FUNDAMENTOS DE LA APELACIÓN

Mediante escrito radicado el 21 de noviembre de 2013, el inculpado interpuso recurso de apelación contra la sentencia proferida 7 de noviembre de la misma anualidad por la Sala Jurisdiccional Disciplinaria del Consejo Seccional de la Judicatura del Quindío, solicitando fuera revocada para en su lugar absolverlo de los cargos, en virtud del principio in dubio pro disciplinado, puesto que en el proceso disciplinario no se desvirtuó la buena fe al no ser recaudado ningún material probatorio para obtener la verdad sobre la suma de dinero entregada, frente a la contradicción que existe entre el quejoso y el apelante.
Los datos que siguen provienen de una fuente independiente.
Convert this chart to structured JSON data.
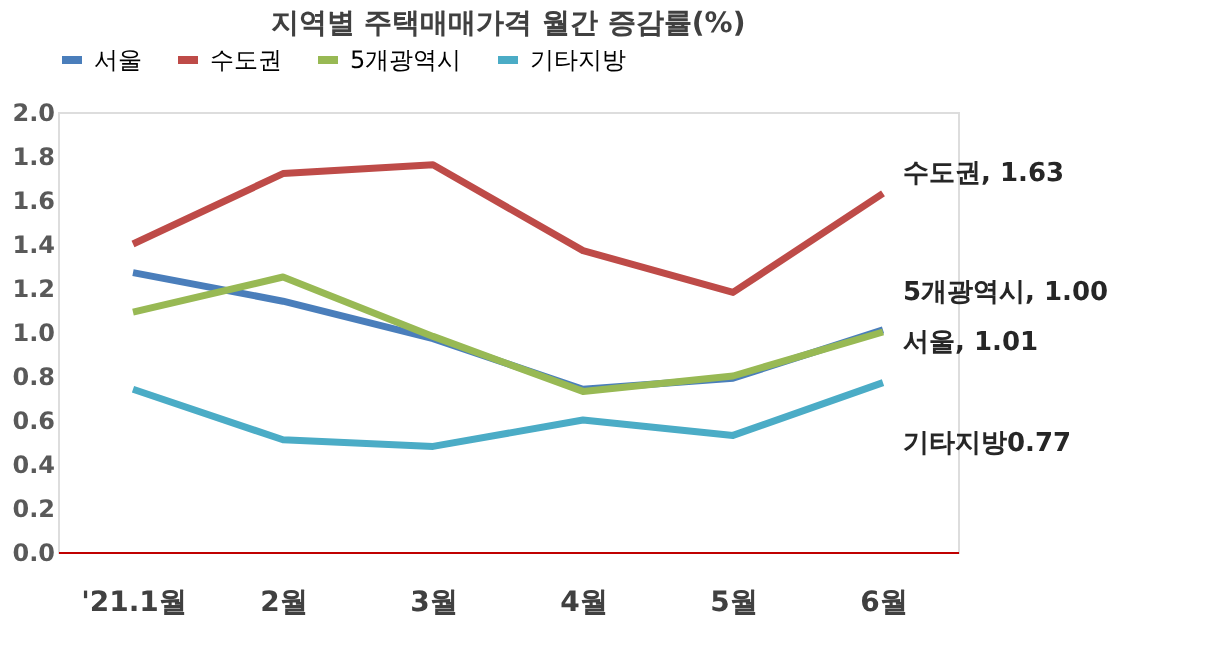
{
  "chart_data": {
    "type": "line",
    "title": "지역별 주택매매가격 월간 증감률(%)",
    "categories": [
      "'21.1월",
      "2월",
      "3월",
      "4월",
      "5월",
      "6월"
    ],
    "series": [
      {
        "name": "서울",
        "color": "#4a7ebb",
        "values": [
          1.27,
          1.14,
          0.97,
          0.74,
          0.79,
          1.01
        ]
      },
      {
        "name": "수도권",
        "color": "#be4b48",
        "values": [
          1.4,
          1.72,
          1.76,
          1.37,
          1.18,
          1.63
        ]
      },
      {
        "name": "5개광역시",
        "color": "#98b954",
        "values": [
          1.09,
          1.25,
          0.98,
          0.73,
          0.8,
          1.0
        ]
      },
      {
        "name": "기타지방",
        "color": "#4bacc6",
        "values": [
          0.74,
          0.51,
          0.48,
          0.6,
          0.53,
          0.77
        ]
      }
    ],
    "ylim": [
      0,
      2.0
    ],
    "yticks": [
      {
        "value": 0,
        "label": "0.0"
      },
      {
        "value": 0.2,
        "label": "0.2"
      },
      {
        "value": 0.4,
        "label": "0.4"
      },
      {
        "value": 0.6,
        "label": "0.6"
      },
      {
        "value": 0.8,
        "label": "0.8"
      },
      {
        "value": 1.0,
        "label": "1.0"
      },
      {
        "value": 1.2,
        "label": "1.2"
      },
      {
        "value": 1.4,
        "label": "1.4"
      },
      {
        "value": 1.6,
        "label": "1.6"
      },
      {
        "value": 1.8,
        "label": "1.8"
      },
      {
        "value": 2.0,
        "label": "2.0"
      }
    ],
    "annotations": [
      {
        "text": "수도권, 1.63",
        "x": "6월",
        "y": 1.63
      },
      {
        "text": "5개광역시, 1.00",
        "x": "6월",
        "y": 1.0
      },
      {
        "text": "서울, 1.01",
        "x": "6월",
        "y": 1.01
      },
      {
        "text": "기타지방0.77",
        "x": "6월",
        "y": 0.77
      }
    ],
    "grid": false,
    "legend": "top",
    "marker": "none",
    "line_style": "solid"
  }
}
Respecto de la omisión de expedir recibos, justificó el hecho en el lazo de amistad que tenía con el quejoso, manifestando que “si bien puede llamarse no le expedí el correspondiente recibo por concepto de los mismos, fue porque me manifestó que no era necesario porque estaba bien recomendado por un amigo, por medio del cual llegó al suscrito”, no obstante haberse omitido los recibos, la suma de dinero fue definida en la audiencia celebrada el 26 de junio de 2013. ACTUACIÓN DE SEGUNDA INSTANCIA 1.- Mediante auto del 3 de octubre de 2014, la Magistrada Ponente, avocó conocimiento del asunto, ordenando correr traslado al Ministerio Público a fin de rendir concepto, fijación en lista, allegar los antecedentes disciplinarios de la encartada e informar si en su contra cursan otras investigaciones en esta Colegiatura (fl. 4 c. 2ª instancia).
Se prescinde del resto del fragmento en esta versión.